Por outro lado, com a multiplicação de prêmios e intercâmbios internacionais, alta visibilidade na mídia e mais galerias para representá-los, muitos jovens artistas têm trajetórias meteóricas, sendo rapidamente valorizados pelo mercado – como Marcius Galan, que, no ano passado, foi finalista do Prêmio Pipa e participou da Bienal de São Paulo, e está na parede de Marcondes Ferraz; ou Henrique Oliveira, também premiado e presente na Bienal, e recente aquisição de Rosa. Ambos são representados pela Silvia Cintra + Box 4, união das galerias de mãe e filha consolidada há um ano, na Gávea: Silvia com nomes célebres, como Nelson Leirner e Daniel Senise; e Juliana Cintra, a filha, com novos nomes.

– Daqui a pouco os artistas da Box 4 estarão valendo mais que os meus – brinca Silvia. – Nos anos 1980, só vendia para quem era totalmente apaixonado por arte. Hoje há fila de espera para alguns artistas. A gente tem que brigar com São Paulo para não subir os preços. Porque se lá há mercado, aqui o valor não pode ser tão alto.

Se o mercado de arte carioca não é tão forte quanto o paulistano, a informalidade propicia encontros mais diretos entre artistas e compradores. Foi com a proximidade de Guga Ferraz, Arjan e Alexandre Vogler, entre outros, que Anselmo Maciel, museólogo da Academia Brasileira de Letras, de 53 anos, começou a formar sua coleção, participando inclusive do Projeto Acervo, criado pelo artista Leonardo Videla para incentivar novas coleções.
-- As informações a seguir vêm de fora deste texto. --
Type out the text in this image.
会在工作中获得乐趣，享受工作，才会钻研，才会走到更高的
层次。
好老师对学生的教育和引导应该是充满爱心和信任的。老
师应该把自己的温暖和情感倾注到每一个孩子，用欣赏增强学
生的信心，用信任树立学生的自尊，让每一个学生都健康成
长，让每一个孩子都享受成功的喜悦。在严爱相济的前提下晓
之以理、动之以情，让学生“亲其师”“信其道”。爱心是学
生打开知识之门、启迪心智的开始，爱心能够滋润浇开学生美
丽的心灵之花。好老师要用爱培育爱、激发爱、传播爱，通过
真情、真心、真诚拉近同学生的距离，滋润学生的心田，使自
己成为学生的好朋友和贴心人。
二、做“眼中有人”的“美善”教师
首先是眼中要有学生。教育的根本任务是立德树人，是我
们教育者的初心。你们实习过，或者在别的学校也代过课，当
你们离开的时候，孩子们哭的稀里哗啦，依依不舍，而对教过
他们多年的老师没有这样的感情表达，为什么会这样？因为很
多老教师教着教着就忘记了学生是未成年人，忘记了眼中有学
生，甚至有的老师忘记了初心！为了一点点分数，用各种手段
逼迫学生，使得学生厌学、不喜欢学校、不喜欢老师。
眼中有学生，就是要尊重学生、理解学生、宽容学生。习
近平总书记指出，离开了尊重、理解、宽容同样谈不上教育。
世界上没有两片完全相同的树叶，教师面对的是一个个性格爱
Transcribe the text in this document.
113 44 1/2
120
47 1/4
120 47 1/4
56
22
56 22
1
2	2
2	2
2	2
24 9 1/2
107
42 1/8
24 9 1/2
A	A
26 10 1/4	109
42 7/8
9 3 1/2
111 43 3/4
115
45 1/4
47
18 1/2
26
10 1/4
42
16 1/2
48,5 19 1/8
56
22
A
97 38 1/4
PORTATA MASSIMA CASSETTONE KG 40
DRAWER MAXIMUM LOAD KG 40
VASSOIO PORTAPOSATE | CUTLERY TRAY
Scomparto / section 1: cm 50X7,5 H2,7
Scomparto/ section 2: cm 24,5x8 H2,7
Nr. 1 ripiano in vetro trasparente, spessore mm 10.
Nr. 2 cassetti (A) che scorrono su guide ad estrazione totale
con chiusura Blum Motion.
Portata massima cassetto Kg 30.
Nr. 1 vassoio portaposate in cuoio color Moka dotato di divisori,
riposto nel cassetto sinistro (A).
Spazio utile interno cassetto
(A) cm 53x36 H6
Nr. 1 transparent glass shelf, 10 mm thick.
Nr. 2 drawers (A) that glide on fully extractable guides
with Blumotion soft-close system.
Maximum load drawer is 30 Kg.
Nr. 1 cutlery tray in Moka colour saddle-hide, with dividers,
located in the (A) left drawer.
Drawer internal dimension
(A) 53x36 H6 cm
– A gente freqüentava o Arco-Íris, na Lapa, ficava bebendo e conversando sobre arte. Eu ajudei a promover o Atrocidades Maravilhosas (coletivo criado em 2000), a publicar o jornal “Ralador”. Mas não tenho dinheiro para ser um grande colecionador de arte. Minha última aquisição foi uma fotografia do Murilo Meirelles, no Paço das Artes. Eu não tinha R$1.500, mas eles aceitaram fazer em três vezes – conta, rindo.